Je m’installe à mon bureau, sort le polycopié de cours de macroéconomie, et entreprends de chercher des références intéressantes pour ma dissertation, avant de compléter le tout par quelques recherches internet.

Mon téléphone vibre alors sur mon bureau, avec affiché sur l’écran “Louane <3” sur l’écran : je réponds instantanément…je l’avais complètement oubliée aujourd’hui avec cette rencontre pour le moins inattendue et perturbante.

— Allo ! Salut mon coeur, ça va ?

— Oui, et toi mon petit Léo ?

— Yes, ça va plutôt bien, répondis-je d’un air peu rassuré.

— T’es sûr, trésor, j’ai l’impression que quelque chose te tracasse?

— Euh bah j’ai juste rencontré un type étrange aujourd'hui, il voulait que je rejoigne son soi-disant groupe de musique… Il m’intrigue un peu. Là j’étais concentré sur une dissertation traitant des liens entre innovation et monopole. J’ai commencé à parler du fait que selon l’économiste Schumpeter, le monopole des entreprises permet une volonté d'innovation dans la mesure où celle-ci est protégée de la concurrence. Mais ce n’est pas si simple…

— Léo ! Je t’aime énormément mais je ne comprends rien quand tu commences à partir dans tes explications économiques.

— Ah oui, désolé mon cœur, c’est que je suis à fond dedans là.

— Je vois, mais du coup, c’est quoi cette histoire de mec étrange ?

— Bah je sais pas, c’est un type, Alan, qui m’a abordé à la fin du cours de théorisation de la macroéconomie, parce que je faisais du hand drumming sur ma table, enfin comme d’habitude quand je m'ennuie quoi ? Et puis du coup à la fin du cours, il est venu pour me demander de rejoindre son groupe, ultra direct !

— Ah ouais, ok et du coup tu vas le faire ?

— Je n’en sais trop rien, il m’a proposé de venir chez lui, mais je ne lui ai pas encore donné de réponse.

— Okay bébé ! Bon je vais te laisser finir ta dissertation. Moi aussi, il faut que je travaille un peu. Je t’aime, à plus !

— Yes !! Moi aussi je t’aime, à plus, Louane !

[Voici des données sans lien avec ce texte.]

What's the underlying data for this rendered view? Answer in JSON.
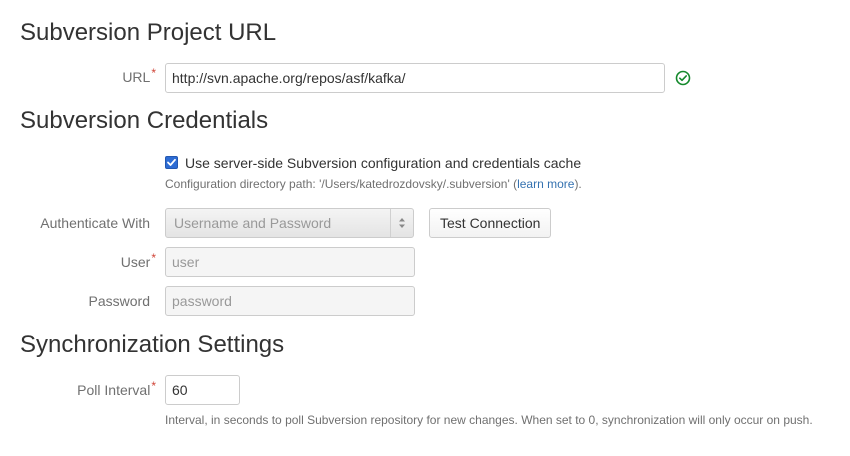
{
  "project_url_section": {
    "title": "Subversion Project URL",
    "url_label": "URL",
    "required_mark": "*",
    "url_value": "http://svn.apache.org/repos/asf/kafka/",
    "valid_icon": "check-circle-icon",
    "valid_color": "#14892c"
  },
  "credentials_section": {
    "title": "Subversion Credentials",
    "server_side_checkbox": {
      "checked": true,
      "label": "Use server-side Subversion configuration and credentials cache"
    },
    "config_path_prefix": "Configuration directory path: '/Users/katedrozdovsky/.subversion' (",
    "learn_more_link": "learn more",
    "config_path_suffix": ").",
    "auth_label": "Authenticate With",
    "auth_selected": "Username and Password",
    "test_connection_label": "Test Connection",
    "user_label": "User",
    "required_mark": "*",
    "user_placeholder": "user",
    "password_label": "Password",
    "password_placeholder": "password"
  },
  "sync_section": {
    "title": "Synchronization Settings",
    "poll_label": "Poll Interval",
    "required_mark": "*",
    "poll_value": "60",
    "poll_help": "Interval, in seconds to poll Subversion repository for new changes. When set to 0, synchronization will only occur on push."
  },
  "colors": {
    "link": "#3572b0",
    "required": "#d04437",
    "checkbox": "#2d6cd4"
  }
}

Je raccroche et me replonge rapidement dans mes définitions et mes comptes-rendus économiques. Comme à mon habitude, je soigne mon style, et n’hésite pas à reprendre des paragraphes entiers quand l’enchaînement des idées ne me paraît pas optimal. Après avoir terminé la deuxième partie de mon argumentation, je profite d’une petite pause pour me préparer une tasse de thé, et ranger quelques feuilles qui traînent sur mon bureau, souhaitant conserver mon appartement dans un état absolument impeccable. Je compte bien récupérer l’ensemble de ma caution à la fin de l’année, ça ne serait pas du luxe !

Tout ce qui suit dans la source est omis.